Over nine episodes, the story unfolds at two levels – the elite upper-middle-class Delhi world of the news anchor whose dual lives comprise of an anxiety-ridden, dog-loving wife Dolly (Swastika Mukherjee) at home and the power-play of a newsroom. The more graded and immersive storyline is from Hathi Ram’s perspective. Ahlawat acutely captures Hathi Ram’s frustrations as he sees an opportunity slipping away. The juxtaposition with his home life, where he returns to a supportive and sorted wife (Gul Panag) and a rebellious teenager, round off Hathi Ram’s character to make him relatable and human, unlike Sanjeev Mehra’s pomposity.

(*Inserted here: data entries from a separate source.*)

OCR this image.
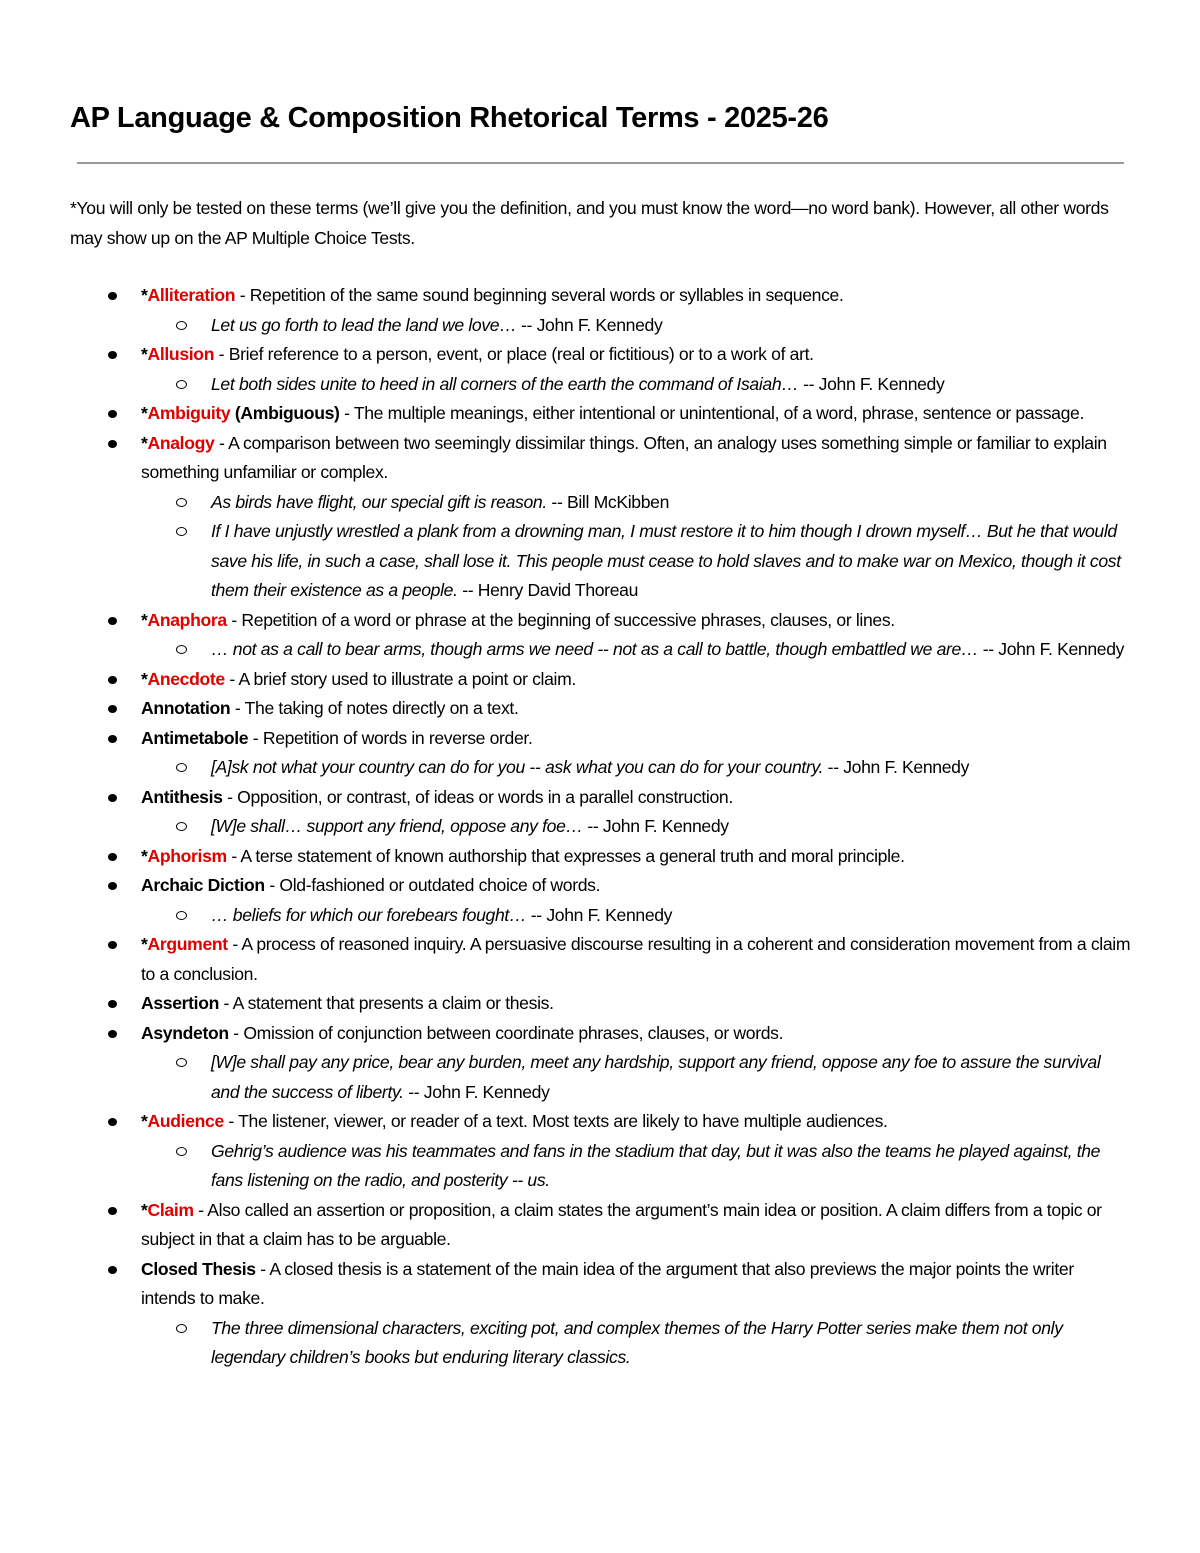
AP Language & Composition Rhetorical Terms - 2025-26

*You will only be tested on these terms (we’ll give you the definition, and you must know the word—no word bank). However, all other words may show up on the AP Multiple Choice Tests.

*Alliteration - Repetition of the same sound beginning several words or syllables in sequence.
Let us go forth to lead the land we love… -- John F. Kennedy
*Allusion - Brief reference to a person, event, or place (real or fictitious) or to a work of art.
Let both sides unite to heed in all corners of the earth the command of Isaiah… -- John F. Kennedy
*Ambiguity (Ambiguous) - The multiple meanings, either intentional or unintentional, of a word, phrase, sentence or passage.
*Analogy - A comparison between two seemingly dissimilar things. Often, an analogy uses something simple or familiar to explain something unfamiliar or complex.
As birds have flight, our special gift is reason. -- Bill McKibben
If I have unjustly wrestled a plank from a drowning man, I must restore it to him though I drown myself… But he that would save his life, in such a case, shall lose it. This people must cease to hold slaves and to make war on Mexico, though it cost them their existence as a people. -- Henry David Thoreau
*Anaphora - Repetition of a word or phrase at the beginning of successive phrases, clauses, or lines.
… not as a call to bear arms, though arms we need -- not as a call to battle, though embattled we are… -- John F. Kennedy
*Anecdote - A brief story used to illustrate a point or claim.
Annotation - The taking of notes directly on a text.
Antimetabole - Repetition of words in reverse order.
[A]sk not what your country can do for you -- ask what you can do for your country. -- John F. Kennedy
Antithesis - Opposition, or contrast, of ideas or words in a parallel construction.
[W]e shall… support any friend, oppose any foe… -- John F. Kennedy
*Aphorism - A terse statement of known authorship that expresses a general truth and moral principle.
Archaic Diction - Old-fashioned or outdated choice of words.
… beliefs for which our forebears fought… -- John F. Kennedy
*Argument - A process of reasoned inquiry. A persuasive discourse resulting in a coherent and consideration movement from a claim to a conclusion.
Assertion - A statement that presents a claim or thesis.
Asyndeton - Omission of conjunction between coordinate phrases, clauses, or words.
[W]e shall pay any price, bear any burden, meet any hardship, support any friend, oppose any foe to assure the survival and the success of liberty. -- John F. Kennedy
*Audience - The listener, viewer, or reader of a text. Most texts are likely to have multiple audiences.
Gehrig’s audience was his teammates and fans in the stadium that day, but it was also the teams he played against, the fans listening on the radio, and posterity -- us.
*Claim - Also called an assertion or proposition, a claim states the argument’s main idea or position. A claim differs from a topic or subject in that a claim has to be arguable.
Closed Thesis - A closed thesis is a statement of the main idea of the argument that also previews the major points the writer intends to make.
The three dimensional characters, exciting pot, and complex themes of the Harry Potter series make them not only legendary children’s books but enduring literary classics.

Hathi Ram doesn’t catch a break, in his personal or professional life, but he’s determined to earn the respect of his family and peers. He purposefully takes on the investigation, heading into the badlands of Bundelkhand and the surreal turf of Chitrakoot. Assisting him is a rookie cop and officer-in-training Imran Ansari (Ishwak Singh). It’s a chaotic investigation as the police run helter-skelter, following red herrings and weak leads, while unravelling a complicated conspiracy.
Side plots about affairs, abusive fathers, homeless children and the intrinsically sloppy investigation affect the narrative rhythm, distracting from the case at hand.

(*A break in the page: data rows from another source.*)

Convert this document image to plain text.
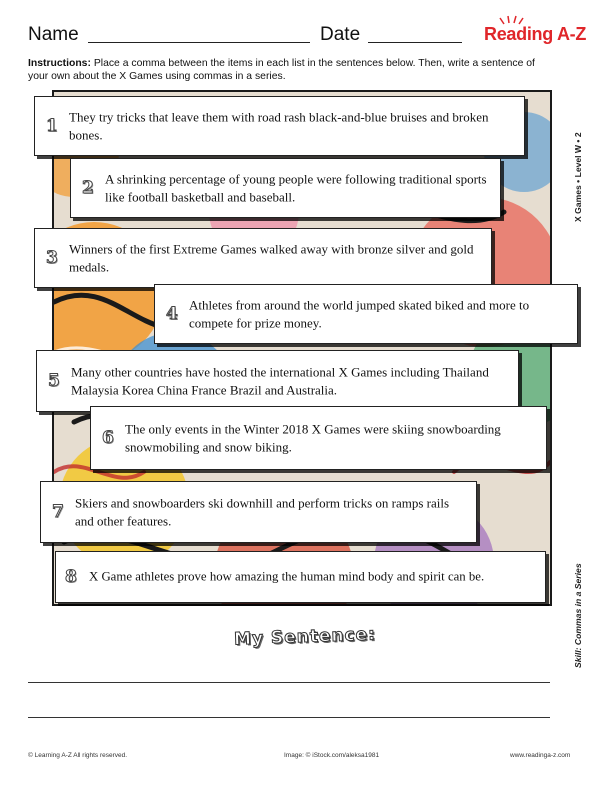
Name	Date	Reading A-Z
Instructions: Place a comma between the items in each list in the sentences below. Then, write a sentence of your own about the X Games using commas in a series.
1 They try tricks that leave them with road rash black-and-blue bruises and broken bones.
2 A shrinking percentage of young people were following traditional sports like football basketball and baseball.
3 Winners of the first Extreme Games walked away with bronze silver and gold medals.
4 Athletes from around the world jumped skated biked and more to compete for prize money.
5 Many other countries have hosted the international X Games including Thailand Malaysia Korea China France Brazil and Australia.
6 The only events in the Winter 2018 X Games were skiing snowboarding snowmobiling and snow biking.
7 Skiers and snowboarders ski downhill and perform tricks on ramps rails and other features.
8 X Game athletes prove how amazing the human mind body and spirit can be.
X Games • Level W • 2
Skill: Commas in a Series
My Sentence:
© Learning A-Z All rights reserved.	Image: © iStock.com/aleksa1981	www.readinga-z.com
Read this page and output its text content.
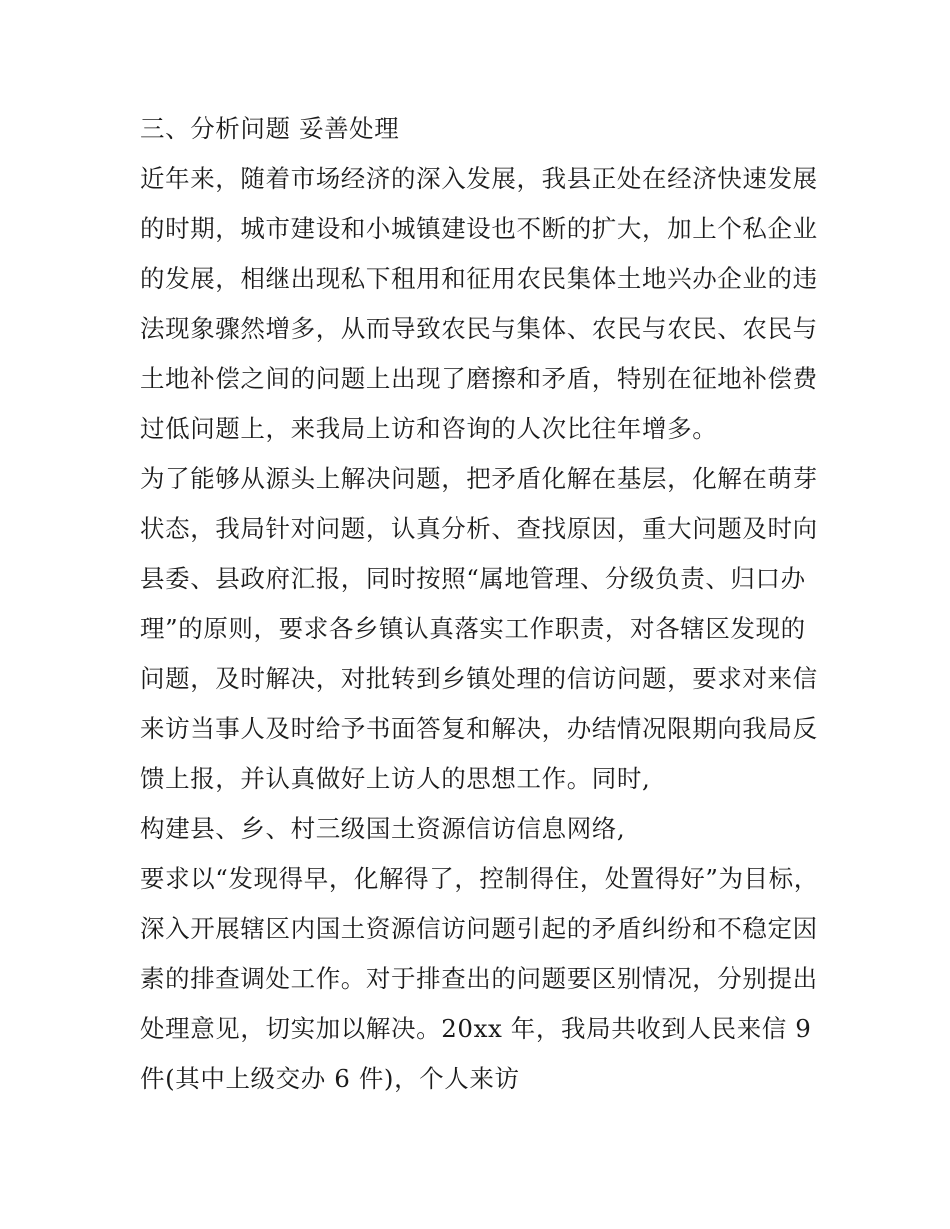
三、分析问题 妥善处理
近年来，随着市场经济的深入发展，我县正处在经济快速发展
的时期，城市建设和小城镇建设也不断的扩大，加上个私企业
的发展，相继出现私下租用和征用农民集体土地兴办企业的违
法现象骤然增多，从而导致农民与集体、农民与农民、农民与
土地补偿之间的问题上出现了磨擦和矛盾，特别在征地补偿费
过低问题上，来我局上访和咨询的人次比往年增多。
为了能够从源头上解决问题，把矛盾化解在基层，化解在萌芽
状态，我局针对问题，认真分析、查找原因，重大问题及时向
县委、县政府汇报，同时按照“属地管理、分级负责、归口办
理”的原则，要求各乡镇认真落实工作职责，对各辖区发现的
问题，及时解决，对批转到乡镇处理的信访问题，要求对来信
来访当事人及时给予书面答复和解决，办结情况限期向我局反
馈上报，并认真做好上访人的思想工作。同时,
构建县、乡、村三级国土资源信访信息网络,
要求以“发现得早，化解得了，控制得住，处置得好”为目标，
深入开展辖区内国土资源信访问题引起的矛盾纠纷和不稳定因
素的排查调处工作。对于排查出的问题要区别情况，分别提出
处理意见，切实加以解决。20xx 年，我局共收到人民来信 9
件(其中上级交办 6 件)，个人来访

After a slow start, the series hits its stride around episode three as the origin stories of the four suspects are uniformly presented. But the momentum of a meaty middle is short-lived. The pace changes again, spluttering along to a saturated concluding episode.
Creator Sudip Sharma, who has loosely based the story on Tarun Tejpal’s book The Story of My Assassins, has said that the key players represent three classes of society and also three worlds: earth, heaven, and hell (paatal).
Beyond the plotting of a crime, Paatal Lok explores issues of caste and class and the implications and inequalities therein.
There are some sly references to headlining making news and a touch of satire such as Hathi Ram’s wife Renu’s sales entrepreneurial endeavours and visitors to a builder’s office being greeted with a ‘Talreja pranam’ before a man in a Roman toga serves them blue drinks with little cocktail umbrellas.
Ahlawat and Singh make a good team, even if they have scant regard for police procedures, as do Ahlawat and Gul Panag, as the parents dealing with everyday domestic issues. Abhishek Banerjee is all kinds of sinister as Vishal ‘Hathoda’ Tyagi, who gets his street name from his murder weapon of choice. Jagjeet Sandhu, Aasif Khan and Mairembam Ronaldo Singh play Tyagi’s three accomplices, Tope Singh, Kabir M, and Cheeni, respectively.
Directed by Avinash Arun Dhaware and Prosit Roy, Paatal Lok lands somewhere between Delhi Crime and Mirzapur but doesn’t quite get the urgency of the police investigation of the former or the grit and messiness of the latter.
The series builds in the occasional episodic hook and doesn’t adequately cultivate an interest in or concern for the primary characters. But the textured topography, production, cinematography and some fine performances work hard to achieve a serviceable crime drama.